Main Goal: I am trying to have a container that can communicate with other devices on my network. Example: ping my laptop to check if it is still powered on. To that end I thought the easiest approach would be to have a container that acquires a static ip from my router using macvlan. But there are major problems…
I need my container to have a static ip on the network so that the different devices can also sometimes communicate with the container. I tried attaching the nic device using the settings below. If anyone can also help me to disable ipv6 from the incus configuration as well that would be great but I already know how to do that from within the container so it is not an absolute must.
Now, it works just fine and communicates with the network, but I cannot figure out how to assign a static ip address from here. Typically, in an ordinary host system I would assign static ips by modifying the /etc/network/interfaces file. But that file and directory does not exist in this container, apparently. I’m not familiar with any other ways to do this.

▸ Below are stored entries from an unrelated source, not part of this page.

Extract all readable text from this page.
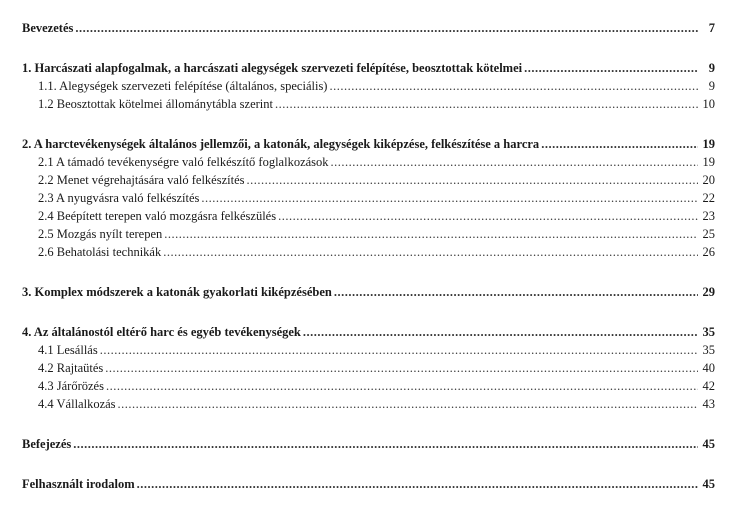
Bevezetés .....	7
1. Harcászati alapfogalmak, a harcászati alegységek szervezeti felépítése, beosztottak kötelmei .....	9
1.1. Alegységek szervezeti felépítése (általános, speciális) .....	9
1.2 Beosztottak kötelmei állománytábla szerint .....	10
2. A harctevékenységek általános jellemzői, a katonák, alegységek kiképzése, felkészítése a harcra .....	19
2.1 A támadó tevékenységre való felkészítő foglalkozások .....	19
2.2 Menet végrehajtására való felkészítés .....	20
2.3 A nyugvásra való felkészítés .....	22
2.4 Beépített terepen való mozgásra felkészülés .....	23
2.5 Mozgás nyílt terepen .....	25
2.6 Behatolási technikák .....	26
3. Komplex módszerek a katonák gyakorlati kiképzésében .....	29
4. Az általánostól eltérő harc és egyéb tevékenységek .....	35
4.1 Lesállás .....	35
4.2 Rajtaütés .....	40
4.3 Járőrözés .....	42
4.4 Vállalkozás .....	43
Befejezés .....	45
Felhasznált irodalom .....	45
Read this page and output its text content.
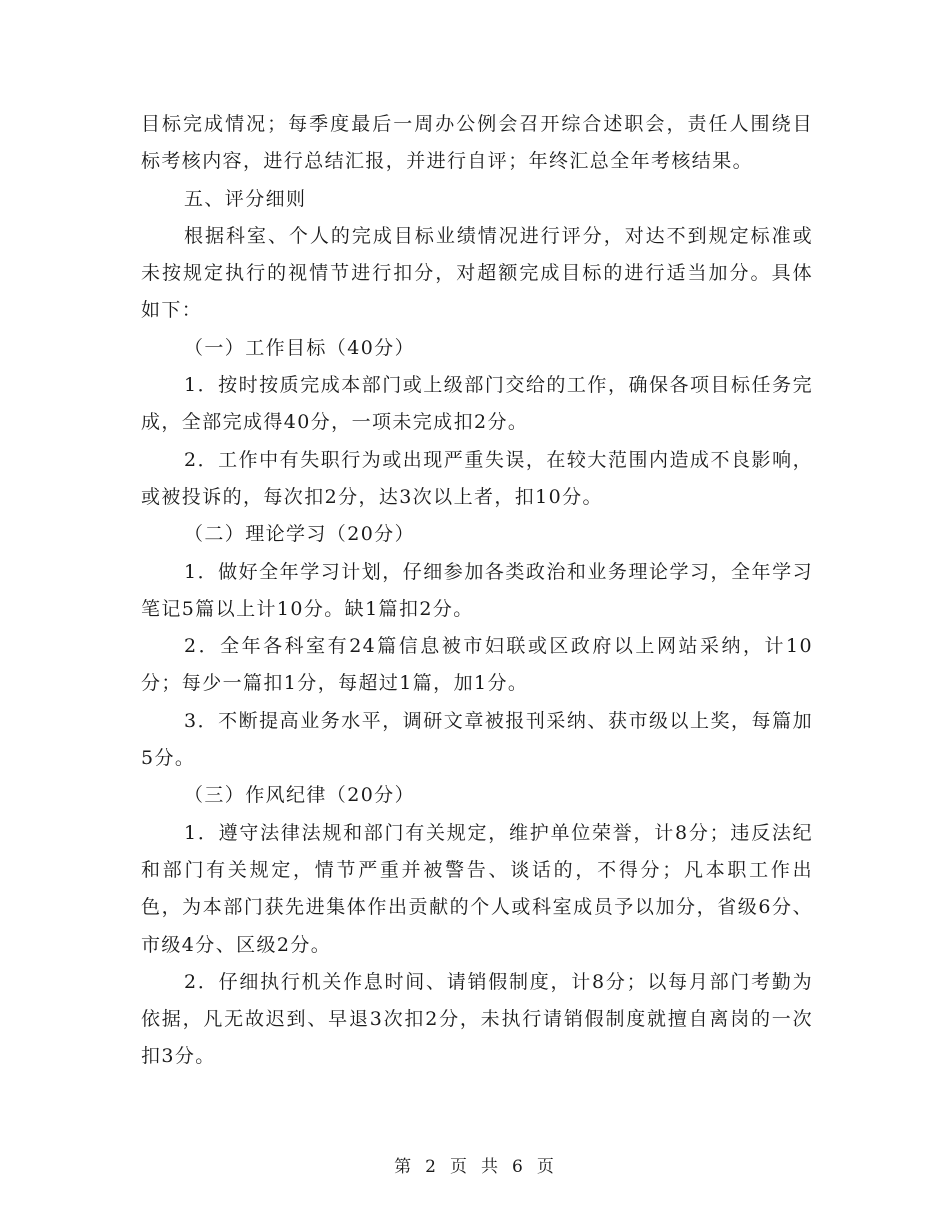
目标完成情况；每季度最后一周办公例会召开综合述职会，责任人围绕目标考核内容，进行总结汇报，并进行自评；年终汇总全年考核结果。

五、评分细则

根据科室、个人的完成目标业绩情况进行评分，对达不到规定标准或未按规定执行的视情节进行扣分，对超额完成目标的进行适当加分。具体如下：

（一）工作目标（40分）

1．按时按质完成本部门或上级部门交给的工作，确保各项目标任务完成，全部完成得40分，一项未完成扣2分。

2．工作中有失职行为或出现严重失误，在较大范围内造成不良影响，或被投诉的，每次扣2分，达3次以上者，扣10分。

（二）理论学习（20分）

1．做好全年学习计划，仔细参加各类政治和业务理论学习，全年学习笔记5篇以上计10分。缺1篇扣2分。

2．全年各科室有24篇信息被市妇联或区政府以上网站采纳，计10分；每少一篇扣1分，每超过1篇，加1分。

3．不断提高业务水平，调研文章被报刊采纳、获市级以上奖，每篇加5分。

（三）作风纪律（20分）

1．遵守法律法规和部门有关规定，维护单位荣誉，计8分；违反法纪和部门有关规定，情节严重并被警告、谈话的，不得分；凡本职工作出色，为本部门获先进集体作出贡献的个人或科室成员予以加分，省级6分、市级4分、区级2分。

2．仔细执行机关作息时间、请销假制度，计8分；以每月部门考勤为依据，凡无故迟到、早退3次扣2分，未执行请销假制度就擅自离岗的一次扣3分。

第 2 页 共 6 页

I also tried ipvlan and routed options to assign from within incus but I could not get them to work. They would never assign an ipv4 address but would still assign ipv6 addresses YET fail to connect to the internet regardless. I used the settings below for those…
There are several ways for the container to get an IP address from the LAN, and you list a few of them. When the container gets an IP address from the LAN with DHCP, it will keep getting the same IP address as long as you configure your router to give the same IP address for that MAC address. This is a common configuration in routers.
The downside with macvlan is that your container will not be able to access the host over the network. Ideally, you can use a bridge instead.
Hello. Thank you for the response. If I were to use a bridge, how could I configure it so that the container can ping a device on my home LAN, like a laptop device for example? With a macvlan nictype, I can just ping the ip address of the device but I didn’t think that was possible with a bridge network.
(if you are happy with macvlan, then keep macvlan. As I said, the only major downside is that your container with macvlan cannot access the host through the network. If you are happy with that, keep macvlan).
On your host machine, you must have the virtual network interface “lxbr0” visible from the command “ip addr show” AND the physical network interface “eno1” for example.
The transfer must be active; on your physical network card and on the virtual network card (bridge) so that the container network 172.16.0.0/24 and that of your local network 192.168.1.0/24 can communicate.